The wide range of allowed application rates for Orondis Gold made us scratch our heads. The company would not recommend a rate that is not effective. From a resistance management standpoint, the lowest effective rate is typically preferable over higher rates. (A ratetoo low to be effective can promote the development of resistance.) There are also good reasons for using the higher rates in some cases. The label states that the higher rate should be used if there is a history of Phytophthora in the field. A representative of Syngenta representative clarified, though, that 28 fluid ounces per acre is the standard recommended rate for Orondis Gold in strawberries.
If used at the highest labeled rate, Orondis Gold can be used twice per year. Using the 28 fluid ounces per acre rate (or another rate between 20 and 41 fluid ounces per acre) will allow for a third application. However, Orondis Gold has a 28-day pre-harvest interval, limiting its utility later in the season. If more than two applications of Orondis Gold are made, a product with a different mode of action (e.g., a phosphorous acid salt) must be used before a third application.
It is possible to legally make one Ridomil Gold SL application even after Orondis Gold use is exhausted. That is because the maximum yearly amount of Orondis Gold contains 0.85 pound mefenoxam, and 1.5 pounds of mefenoxam are allowed per acre annually. Keep in mind that repeated use of mefenoxam poses great selection pressure on the pathogen population and increases the risk of resistance development.

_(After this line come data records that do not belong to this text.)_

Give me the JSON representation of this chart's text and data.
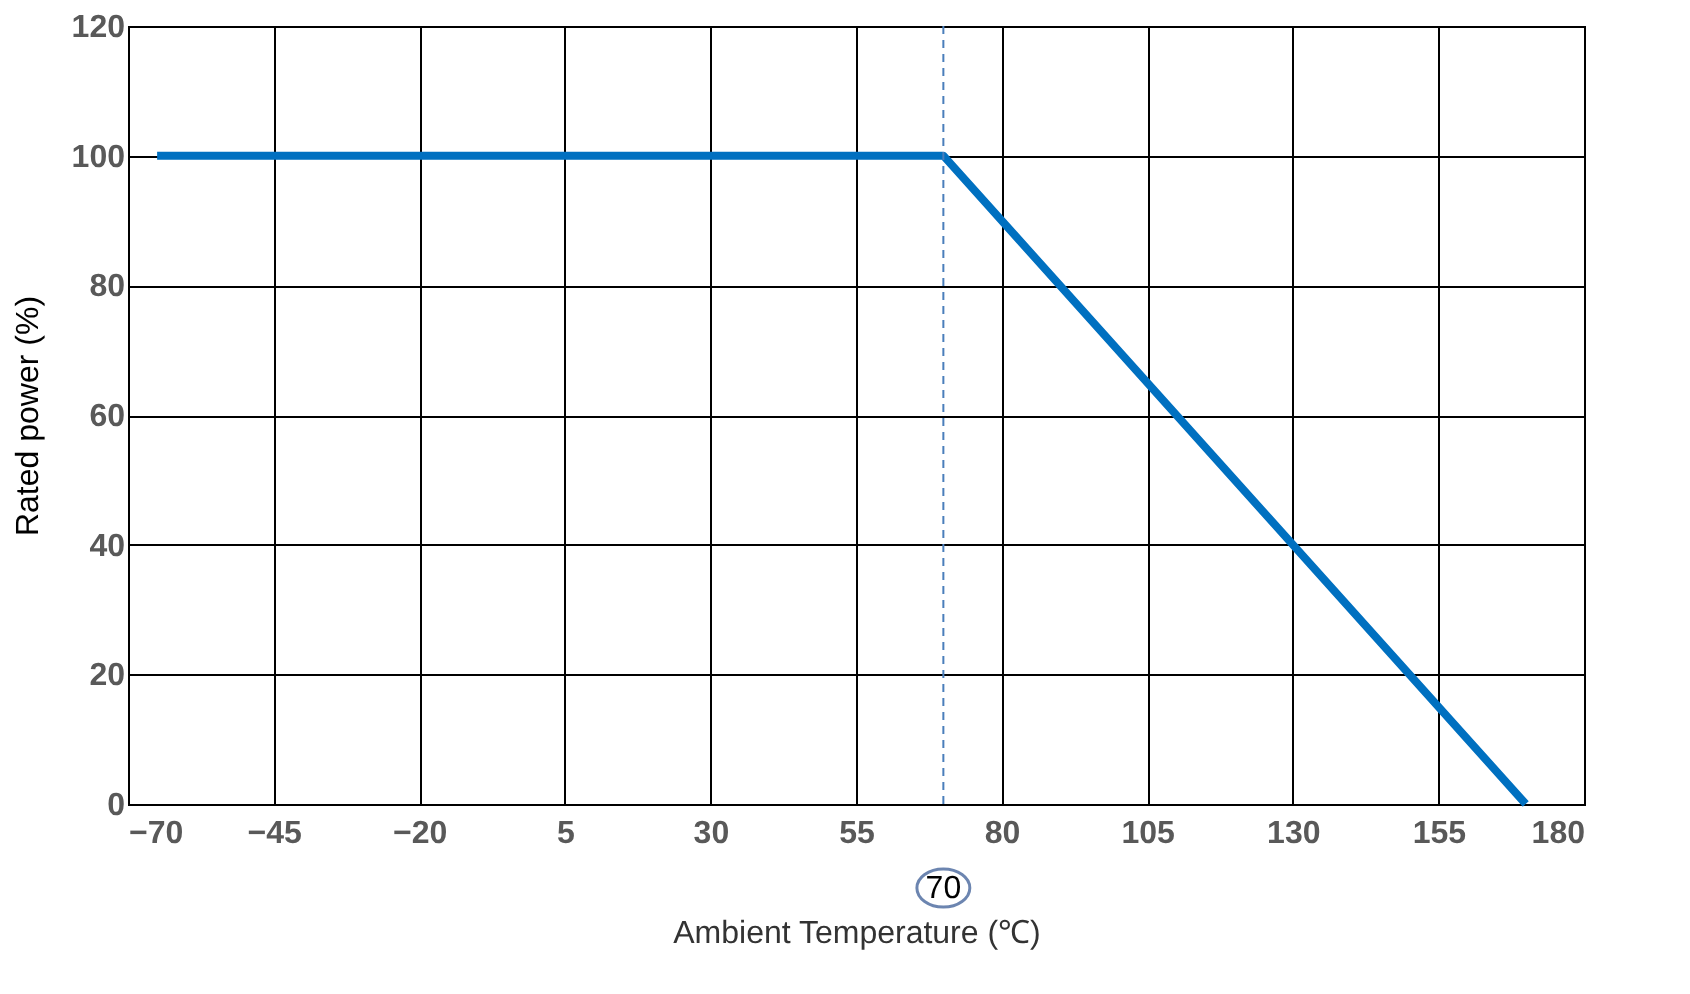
{
  "chart_data": {
    "type": "line",
    "xlabel": "Ambient Temperature (℃)",
    "ylabel": "Rated power (%)",
    "x": [
      -65,
      70,
      170
    ],
    "series": [
      {
        "color": "#0070c0",
        "values": [
          100,
          100,
          0
        ]
      }
    ],
    "xlim": [
      -70,
      180
    ],
    "xticks": [
      -70,
      -45,
      -20,
      5,
      30,
      55,
      80,
      105,
      130,
      155,
      180
    ],
    "ylim": [
      0,
      120
    ],
    "yticks": [
      0,
      20,
      40,
      60,
      80,
      100,
      120
    ],
    "grid": true,
    "marker": "none",
    "line_style": "solid",
    "ref_lines": [
      {
        "axis": "x",
        "value": 70,
        "label": "70",
        "color": "#4a7ebb",
        "line_style": "dashed"
      }
    ]
  }
}
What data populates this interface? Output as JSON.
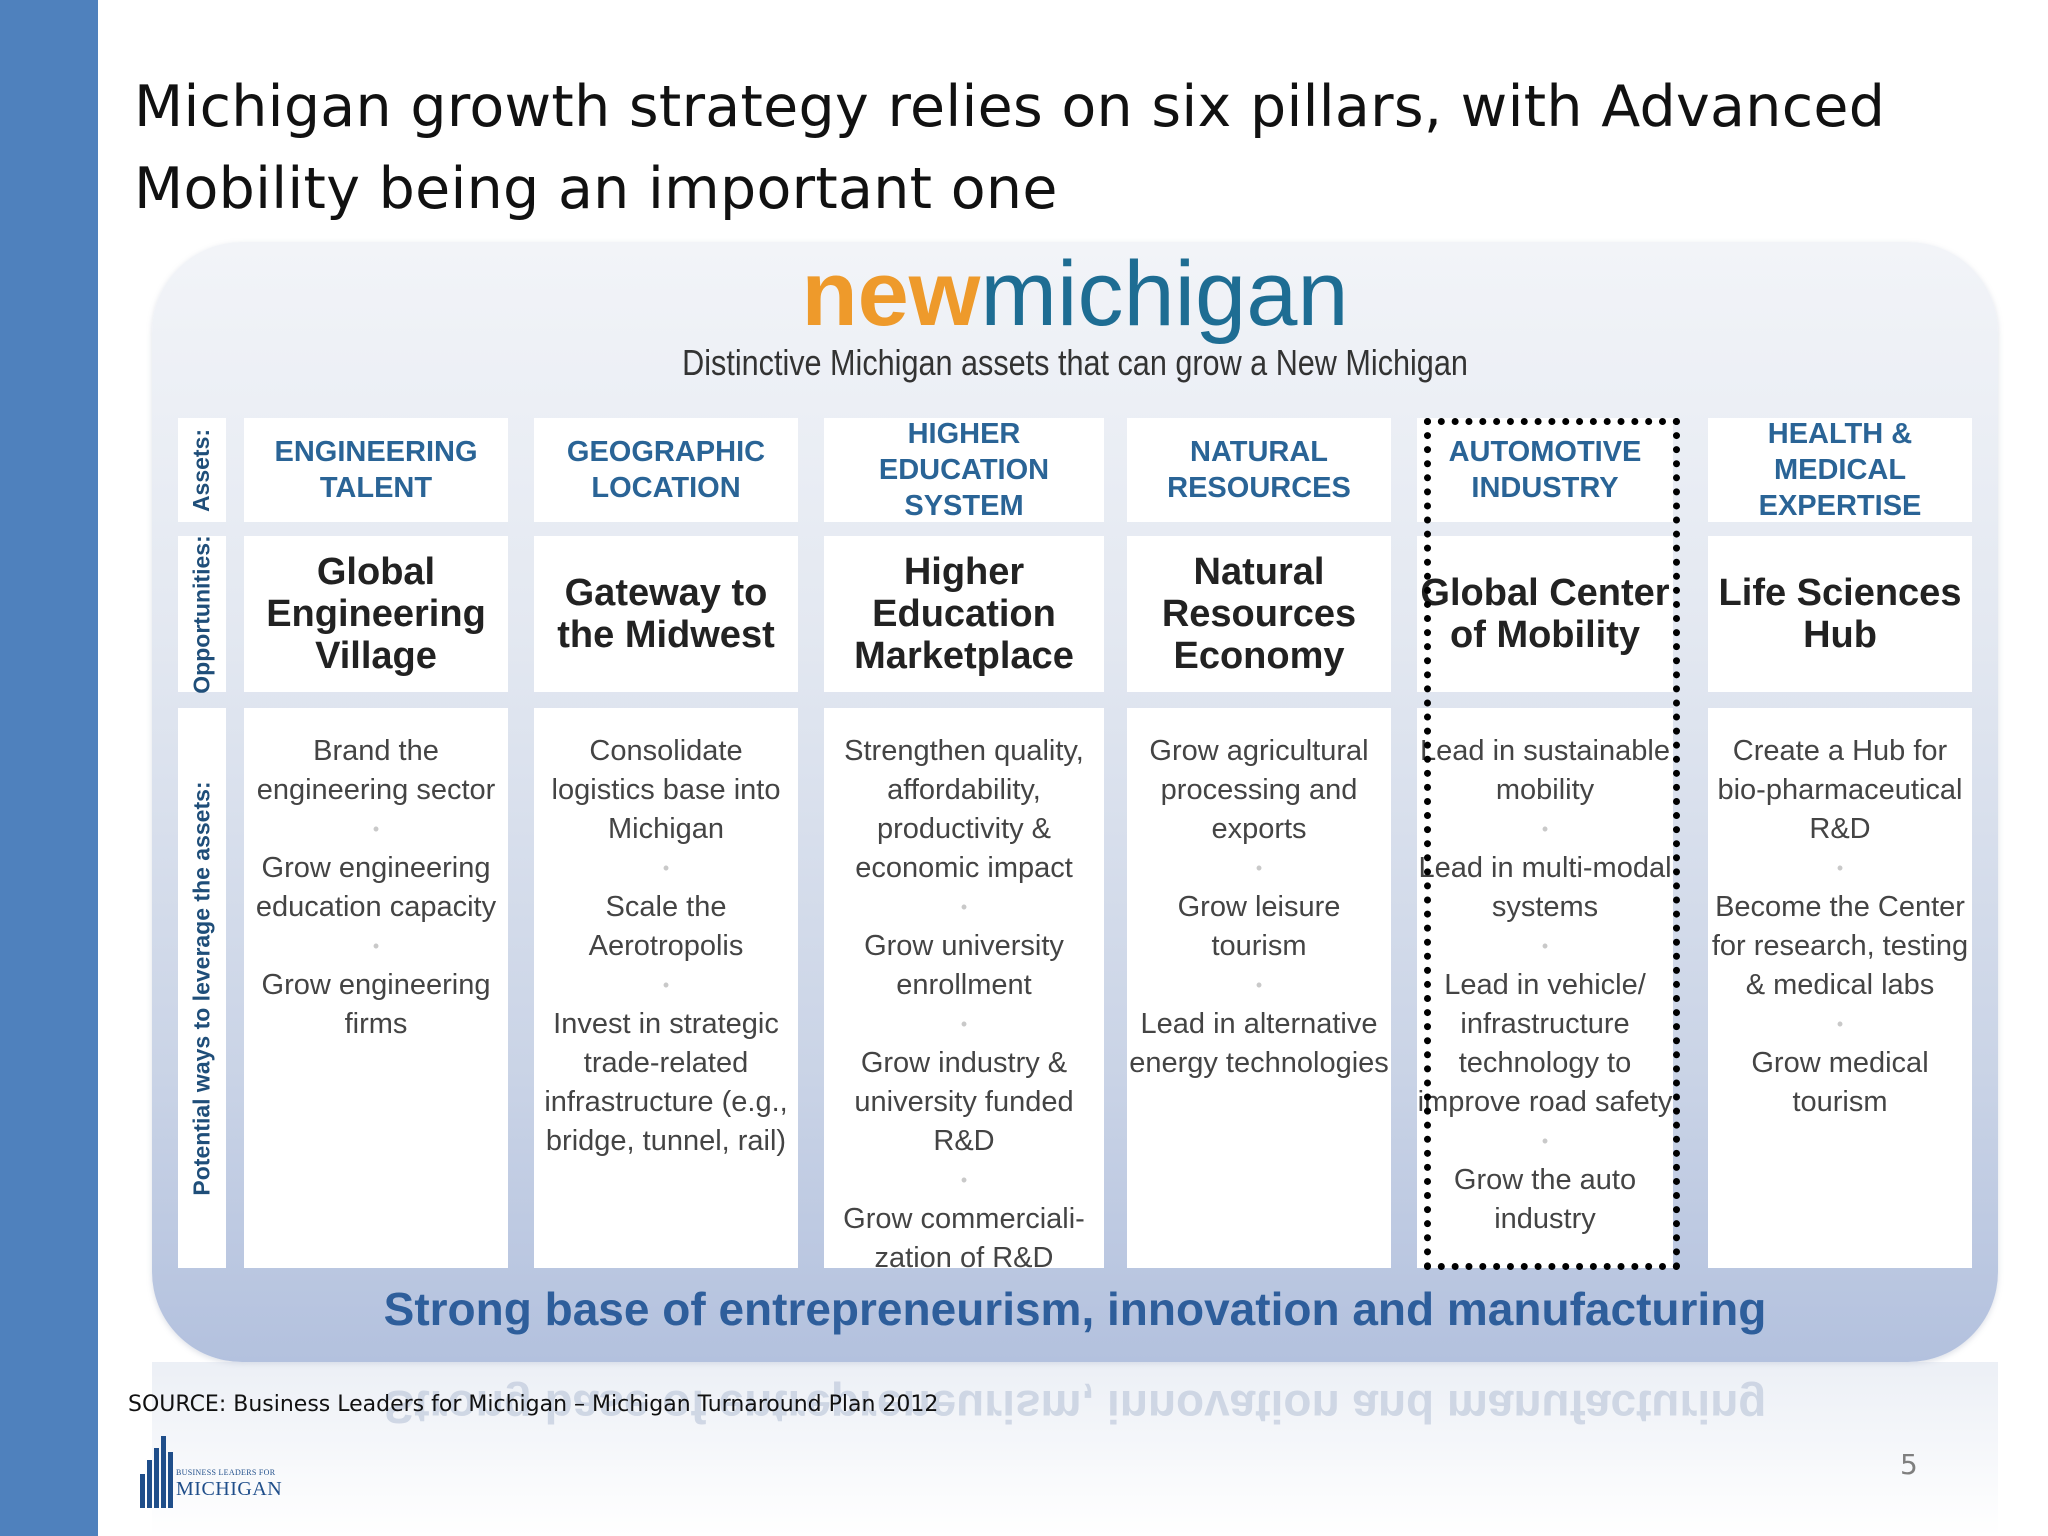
{
  "slide": {
    "title": "Michigan growth strategy relies on six pillars, with Advanced Mobility being an important one",
    "source": "SOURCE: Business Leaders for Michigan – Michigan Turnaround Plan 2012",
    "page_number": "5"
  },
  "logo": {
    "small_text": "BUSINESS LEADERS FOR",
    "big_text": "MICHIGAN"
  },
  "graphic": {
    "brand_new": "new",
    "brand_michigan": "michigan",
    "tagline": "Distinctive Michigan assets that can grow a New Michigan",
    "row_labels": {
      "assets": "Assets:",
      "opportunities": "Opportunities:",
      "ways": "Potential ways to leverage the assets:"
    },
    "pillars": [
      {
        "asset": "ENGINEERING TALENT",
        "opportunity": "Global Engineering Village",
        "ways": [
          "Brand the engineering sector",
          "Grow engineering education capacity",
          "Grow engineering firms"
        ]
      },
      {
        "asset": "GEOGRAPHIC LOCATION",
        "opportunity": "Gateway to the Midwest",
        "ways": [
          "Consolidate logistics base into Michigan",
          "Scale the Aerotropolis",
          "Invest in strategic trade-related infrastructure (e.g., bridge, tunnel, rail)"
        ]
      },
      {
        "asset": "HIGHER EDUCATION SYSTEM",
        "opportunity": "Higher Education Marketplace",
        "ways": [
          "Strengthen quality, affordability, productivity & economic impact",
          "Grow university enrollment",
          "Grow industry & university funded R&D",
          "Grow commerciali-zation of R&D"
        ]
      },
      {
        "asset": "NATURAL RESOURCES",
        "opportunity": "Natural Resources Economy",
        "ways": [
          "Grow agricultural processing and exports",
          "Grow leisure tourism",
          "Lead in alternative energy technologies"
        ]
      },
      {
        "asset": "AUTOMOTIVE INDUSTRY",
        "opportunity": "Global Center of Mobility",
        "ways": [
          "Lead in sustainable mobility",
          "Lead in multi-modal systems",
          "Lead in vehicle/ infrastructure technology to improve road safety",
          "Grow the auto industry"
        ]
      },
      {
        "asset": "HEALTH & MEDICAL EXPERTISE",
        "opportunity": "Life Sciences Hub",
        "ways": [
          "Create a Hub for bio-pharmaceutical R&D",
          "Become the Center for research, testing & medical labs",
          "Grow medical tourism"
        ]
      }
    ],
    "bottom_band": "Strong base of entrepreneurism, innovation and manufacturing",
    "bullet_glyph": "•",
    "highlighted_pillar": "AUTOMOTIVE INDUSTRY"
  }
}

Thus, a product with a different mode of action (phosphorus acid salts) should still be used before a third application of a mefenoxam-containing product.
To our knowledge, no field resistance to oxathiapiprolin in the Phytophthora crown rot or red stele root rot pathogens (P. cactorum and P. fragariae, respectively) has been reported at this time. However, we need to use this product with caution because the risk of resistance development to oxathiapiprolin is considered medium to high, according to FRAC.
Information in this article is based on label language at the time of writing. Read the label of the product you have carefully for updates and additional information. Reference to commercial or trade names is made for the reader’s convenience and with the understanding that no discrimination nor endorsement of a particular product is intended.